Na última quinta-feira recebi um telefonema da ilha do Corvo que era, no mínimo, preocupante. Depois de informado que havia algo por trás da ilha que não se movia, “parecia um navio encalhado”, o meu interlocutor disse-me que estava tão escondido “atrás da terra” que os próprios corvinos não conseguiram perceber inicialmente do que se tratava. “Foram os florentinos que, com melhor ângulo, nos avisaram”. Ele, que tinha acabado de ir às terras altas verificar, disse-me “temos ilhéus novos no Corvo!”
Por sorte, fui designado para ir ao Corvo verificar no local qual o evoluir inicial pós derrocada. Também por sorte, o comandante e copiloto do avião que me transportou ao Corvo fizeram uma boa aproximação ao local do evento permitindo, desde logo, obter bons registos fotográficos. Um simples olhar para as fotografias de 2010, data da última derrocada digna de registo, e os registos agora obtidos ficou evidente o que tinha acontecido. Mais pesada por causa das intensas chuvas e ventos fortes do início da semana, uma massa com cerca de 150 mil toneladas havia deslizado pela encosta noroeste da ilha do Corvo, projetando-se mar dentro e formando um conjunto de ilhéus dispostos em semicírculo.
Restava uma pergunta. Como é que esta enorme massa geológica se pode deslocar sem que ninguém notasse? A resposta parece jazer nas condições meteorológicas que se verificavam no próprio dia do evento. Durante um período bem definido, para além da precipitação e dos ventos fortes, associou-se uma enorme trovoada. Quem sabe se um daqueles trovões, na realidade, não foi este deslocamento? Não podemos ter a certeza da resposta, mas isso constituiria uma boa explicação.
Estava agora no Corvo. Aproveitando a deslocação da lancha da Marinha colocada na ilha das Flores aos novos ilhéus, embarquei e, nas imediações dos ilhéus, verifiquei pela sonda como se distribuía a mancha de sedimentos em profundidade. Nitidamente, cerca da batimétrica dos vinte metros havia um abrupto salto para a dúzia de metros. Era ali que começava a plataforma dos novos ilhéus. O estado do mar não estava propício e, por isso, não foi possível desembarcar. De qualquer forma, no dia anterior, já um residente no Corvo lá havia ido “reclamar” as novas terras. Ali está o mais recente território açoriano. Ali, à minha frente, começa Portugal!

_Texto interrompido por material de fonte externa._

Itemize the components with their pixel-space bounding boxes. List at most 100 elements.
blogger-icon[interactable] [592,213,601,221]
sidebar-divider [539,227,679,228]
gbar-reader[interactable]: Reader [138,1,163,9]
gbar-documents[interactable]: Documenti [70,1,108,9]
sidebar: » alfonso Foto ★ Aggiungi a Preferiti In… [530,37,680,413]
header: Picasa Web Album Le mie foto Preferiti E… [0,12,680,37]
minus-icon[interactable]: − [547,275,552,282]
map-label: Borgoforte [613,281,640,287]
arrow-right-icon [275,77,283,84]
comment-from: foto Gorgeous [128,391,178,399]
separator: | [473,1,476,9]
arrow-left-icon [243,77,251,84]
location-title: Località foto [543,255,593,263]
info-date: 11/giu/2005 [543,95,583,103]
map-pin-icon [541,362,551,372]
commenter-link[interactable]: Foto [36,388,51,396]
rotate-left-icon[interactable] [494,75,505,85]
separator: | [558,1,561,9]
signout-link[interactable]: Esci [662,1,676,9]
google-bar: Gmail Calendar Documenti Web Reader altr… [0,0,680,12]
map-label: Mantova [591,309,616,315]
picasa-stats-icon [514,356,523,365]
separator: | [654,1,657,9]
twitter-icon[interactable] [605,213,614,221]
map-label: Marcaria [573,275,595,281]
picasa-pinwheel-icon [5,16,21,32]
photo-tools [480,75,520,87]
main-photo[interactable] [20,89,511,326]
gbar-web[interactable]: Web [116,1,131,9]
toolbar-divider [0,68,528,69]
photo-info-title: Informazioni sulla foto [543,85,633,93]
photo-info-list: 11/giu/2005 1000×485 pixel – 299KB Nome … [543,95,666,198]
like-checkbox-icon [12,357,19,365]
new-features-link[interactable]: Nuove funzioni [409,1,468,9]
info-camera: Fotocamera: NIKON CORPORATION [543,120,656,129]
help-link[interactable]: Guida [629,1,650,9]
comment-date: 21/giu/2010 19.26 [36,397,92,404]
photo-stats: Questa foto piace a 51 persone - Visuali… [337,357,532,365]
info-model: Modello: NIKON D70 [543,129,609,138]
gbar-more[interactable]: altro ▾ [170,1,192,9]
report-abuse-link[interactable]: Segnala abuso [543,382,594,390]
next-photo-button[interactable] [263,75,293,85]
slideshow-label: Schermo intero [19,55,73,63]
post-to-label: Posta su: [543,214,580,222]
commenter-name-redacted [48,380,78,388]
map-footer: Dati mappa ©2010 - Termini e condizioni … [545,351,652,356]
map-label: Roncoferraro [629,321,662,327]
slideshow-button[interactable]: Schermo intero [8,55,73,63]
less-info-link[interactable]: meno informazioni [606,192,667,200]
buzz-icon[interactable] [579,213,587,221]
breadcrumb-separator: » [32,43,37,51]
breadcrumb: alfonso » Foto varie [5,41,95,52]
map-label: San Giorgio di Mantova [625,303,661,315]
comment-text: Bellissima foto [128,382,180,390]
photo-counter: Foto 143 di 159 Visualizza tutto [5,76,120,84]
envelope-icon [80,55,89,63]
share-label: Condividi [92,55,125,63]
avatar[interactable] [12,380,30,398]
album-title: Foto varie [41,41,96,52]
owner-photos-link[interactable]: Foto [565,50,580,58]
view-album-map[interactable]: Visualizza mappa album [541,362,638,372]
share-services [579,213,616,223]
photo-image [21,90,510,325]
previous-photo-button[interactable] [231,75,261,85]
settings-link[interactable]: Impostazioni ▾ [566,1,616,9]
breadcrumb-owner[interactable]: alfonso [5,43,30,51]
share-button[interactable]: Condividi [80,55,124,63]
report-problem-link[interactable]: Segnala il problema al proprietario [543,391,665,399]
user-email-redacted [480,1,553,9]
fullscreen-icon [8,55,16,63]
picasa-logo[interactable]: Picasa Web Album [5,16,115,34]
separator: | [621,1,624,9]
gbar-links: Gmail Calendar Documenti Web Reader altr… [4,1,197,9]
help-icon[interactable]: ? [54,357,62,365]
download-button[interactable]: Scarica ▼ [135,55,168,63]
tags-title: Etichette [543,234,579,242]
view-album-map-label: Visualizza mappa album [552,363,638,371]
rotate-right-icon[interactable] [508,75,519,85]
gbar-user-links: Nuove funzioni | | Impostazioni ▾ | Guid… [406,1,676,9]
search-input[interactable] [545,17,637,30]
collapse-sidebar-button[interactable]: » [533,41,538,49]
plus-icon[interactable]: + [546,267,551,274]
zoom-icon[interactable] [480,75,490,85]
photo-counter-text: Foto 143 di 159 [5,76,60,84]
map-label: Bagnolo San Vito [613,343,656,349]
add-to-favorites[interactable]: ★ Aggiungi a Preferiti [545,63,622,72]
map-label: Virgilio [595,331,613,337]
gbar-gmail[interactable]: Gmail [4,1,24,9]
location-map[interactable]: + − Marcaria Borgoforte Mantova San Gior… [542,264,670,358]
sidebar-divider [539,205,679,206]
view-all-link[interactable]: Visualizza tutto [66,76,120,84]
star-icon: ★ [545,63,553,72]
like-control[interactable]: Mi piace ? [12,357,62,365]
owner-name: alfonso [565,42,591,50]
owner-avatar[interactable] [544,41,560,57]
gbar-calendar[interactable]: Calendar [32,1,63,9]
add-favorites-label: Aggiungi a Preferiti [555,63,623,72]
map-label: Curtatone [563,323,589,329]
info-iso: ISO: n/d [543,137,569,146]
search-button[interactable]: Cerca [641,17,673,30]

No domingo, aproveitando o bom tempo, e não podendo fazer o que realmente me apetecia, que era desembarcar na Ilha Nova, resolvi atravessar o Caldeirão e ir até ao ponto sobrejacente à derrocada. Não sei o que era mais intenso: o cansaço do trajeto até ao local, a instabilidade do topo da arriba (sentia o reverberar dos meus próprios passos…), o ouvir de permanentes pequenos deslizamentos de terras sobre a encosta externa ao Caldeirão ou a deslumbrante paisagem que me rodeava por todos os lados. No final, a quem me perguntou, respondi “Vale a pena, recomendo e desaconselho…” Com esta forma contraditória tentei transmitir o que sentia, ou seja, apesar de perigosíssimo, não trocava aquele passeio por nada.
Há, na vida, muitas coisas assim, que associam o perigo extremo ao enorme prazer. Ao estar ali, numa arriba com quinhentos metros de altura, penso ter entendido o que sentem os “conquistadores do inútil”. Porquê subir ao topo de uma montanha ou mergulhar às profundezas do oceano? A resposta apenas a entende quem já lá foi. No domingo eu estive novamente num desses sítios!